As Corona told biographer Mario Garcia in Memoirs of Chicano History, Vasconcelos’ racial theory was “close to the kind of German racial superiority theory supported by Hitler. In fact, Vasconcelos himself became a fascist. Many Chicanos considered Vasconcelos and his views of the ‘cosmic race’ as an inspiration. But I recall Vasconcelos as a fascist.” As for the notion that Latinos, Mexicanos or Chicanos are superior to everyone else, Corona explained, “I couldn’t accept all this. We’re not a superior race.”
Corona, who has a charter school named after him, is right about that, but Vasconcelos’ cosmic-race theory remains the inspiration for groups such as the National Council of La Raza and MEChA, the Movimiento Estudiantil Chicanx de Aztlán, the lost raza homeland that leftists created in the sixties. California attorney general Xavier Becerra, the sanctuary state enforcer once on Hillary Clinton’s short list as a running mate, is a proud MEChA alum.

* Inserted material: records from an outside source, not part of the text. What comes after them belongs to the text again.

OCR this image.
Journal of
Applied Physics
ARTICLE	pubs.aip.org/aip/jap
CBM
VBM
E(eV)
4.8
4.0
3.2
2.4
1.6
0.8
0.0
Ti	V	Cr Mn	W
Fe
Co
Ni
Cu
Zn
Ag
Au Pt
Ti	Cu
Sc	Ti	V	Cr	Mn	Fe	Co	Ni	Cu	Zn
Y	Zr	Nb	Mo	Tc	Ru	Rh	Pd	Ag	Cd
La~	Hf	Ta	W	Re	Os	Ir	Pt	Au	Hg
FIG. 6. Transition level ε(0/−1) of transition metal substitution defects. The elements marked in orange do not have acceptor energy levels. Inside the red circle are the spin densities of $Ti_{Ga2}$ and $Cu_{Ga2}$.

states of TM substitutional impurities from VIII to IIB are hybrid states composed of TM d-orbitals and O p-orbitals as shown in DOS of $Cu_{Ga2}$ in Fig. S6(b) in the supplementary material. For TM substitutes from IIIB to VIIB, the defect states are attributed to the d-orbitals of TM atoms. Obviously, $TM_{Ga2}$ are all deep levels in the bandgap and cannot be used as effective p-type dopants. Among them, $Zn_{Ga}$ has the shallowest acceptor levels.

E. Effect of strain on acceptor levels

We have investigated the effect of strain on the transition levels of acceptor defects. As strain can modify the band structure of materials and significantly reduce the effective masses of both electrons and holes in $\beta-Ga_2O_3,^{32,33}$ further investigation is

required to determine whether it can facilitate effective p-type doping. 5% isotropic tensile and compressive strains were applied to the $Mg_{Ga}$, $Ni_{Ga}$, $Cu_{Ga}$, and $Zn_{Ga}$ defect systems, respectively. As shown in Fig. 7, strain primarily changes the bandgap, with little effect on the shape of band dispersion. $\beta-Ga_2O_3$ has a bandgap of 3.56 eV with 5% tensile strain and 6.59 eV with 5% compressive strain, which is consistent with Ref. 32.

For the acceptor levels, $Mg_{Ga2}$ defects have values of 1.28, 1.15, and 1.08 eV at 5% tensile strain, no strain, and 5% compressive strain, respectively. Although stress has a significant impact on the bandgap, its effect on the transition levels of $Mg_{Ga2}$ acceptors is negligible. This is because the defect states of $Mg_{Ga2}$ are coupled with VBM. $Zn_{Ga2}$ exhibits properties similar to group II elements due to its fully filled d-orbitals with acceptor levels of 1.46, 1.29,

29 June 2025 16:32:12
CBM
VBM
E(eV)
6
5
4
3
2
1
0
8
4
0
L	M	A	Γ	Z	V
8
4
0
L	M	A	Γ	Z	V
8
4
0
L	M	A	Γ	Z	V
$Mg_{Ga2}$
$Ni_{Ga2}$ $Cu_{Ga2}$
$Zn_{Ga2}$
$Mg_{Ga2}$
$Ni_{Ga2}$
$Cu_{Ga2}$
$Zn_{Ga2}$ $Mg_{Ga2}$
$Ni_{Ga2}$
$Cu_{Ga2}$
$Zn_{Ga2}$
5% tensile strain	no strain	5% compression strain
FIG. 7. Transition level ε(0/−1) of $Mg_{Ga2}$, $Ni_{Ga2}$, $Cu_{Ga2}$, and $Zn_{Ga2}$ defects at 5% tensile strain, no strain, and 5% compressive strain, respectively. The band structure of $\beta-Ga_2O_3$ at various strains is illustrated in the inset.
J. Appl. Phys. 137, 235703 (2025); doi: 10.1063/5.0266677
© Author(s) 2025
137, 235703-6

The cosmic-race theory fuels the sense of entitlement that sends caravans to the border, demanding entry to the United States and benefits from American taxpayers. After all, the incoming dreamers are only fulfilling their destiny by displacing the evil white “Yankees.” As Vasconcelos wrote, after Spain conquered America_, “_the Napoleonic stupidity gave Louisiana away to the Englishmen from this side of the ocean, to the Yankees.”
Our age, says the Cosmic Race author, is _“_a conflict of Latinism against Anglo-Saxonism,” and the anglos are destined to disappear. Vasconcelos’ spiritual followers are working hard on the replacement process. When California senate boss Kevin de Leon appointed false-documented Mexican national Lizbeth Mateo to the California Student Opportunity and Access Program Project Grant Advisory Committee, he said the dreamers were “in many ways more American” than those who want illegals deported.
In other words, they are better people, and more deserving than those actual U.S. citizens who seek to uphold the rule of law and respect U.S. sovereignty. Vasconcelos is also in the house when California politicians protect violent criminals from federal officials. After all, even the worst criminal illegals are superior to those inferior Yankee anglos, who are destined to disappear.
As Bert Corona said, no way José. Latinos, Mexicans and Chicanos are not a superior race, even if leftist Democrats think so. All parties would do well to ignore the fascist Vasconcelos and take up a more worthy cause.
Since the 1920s, Mexico has been dominated by the Partido Revolucionario Institucional (PRI), a reactionary kleptocracy, prone to violence against protesting students, that prefers to export problems to the United States. True dreamers should stay home and work for a more democratic Mexico that upholds human rights, respects international borders, and allows the entrepreneurial energy of the people to flourish.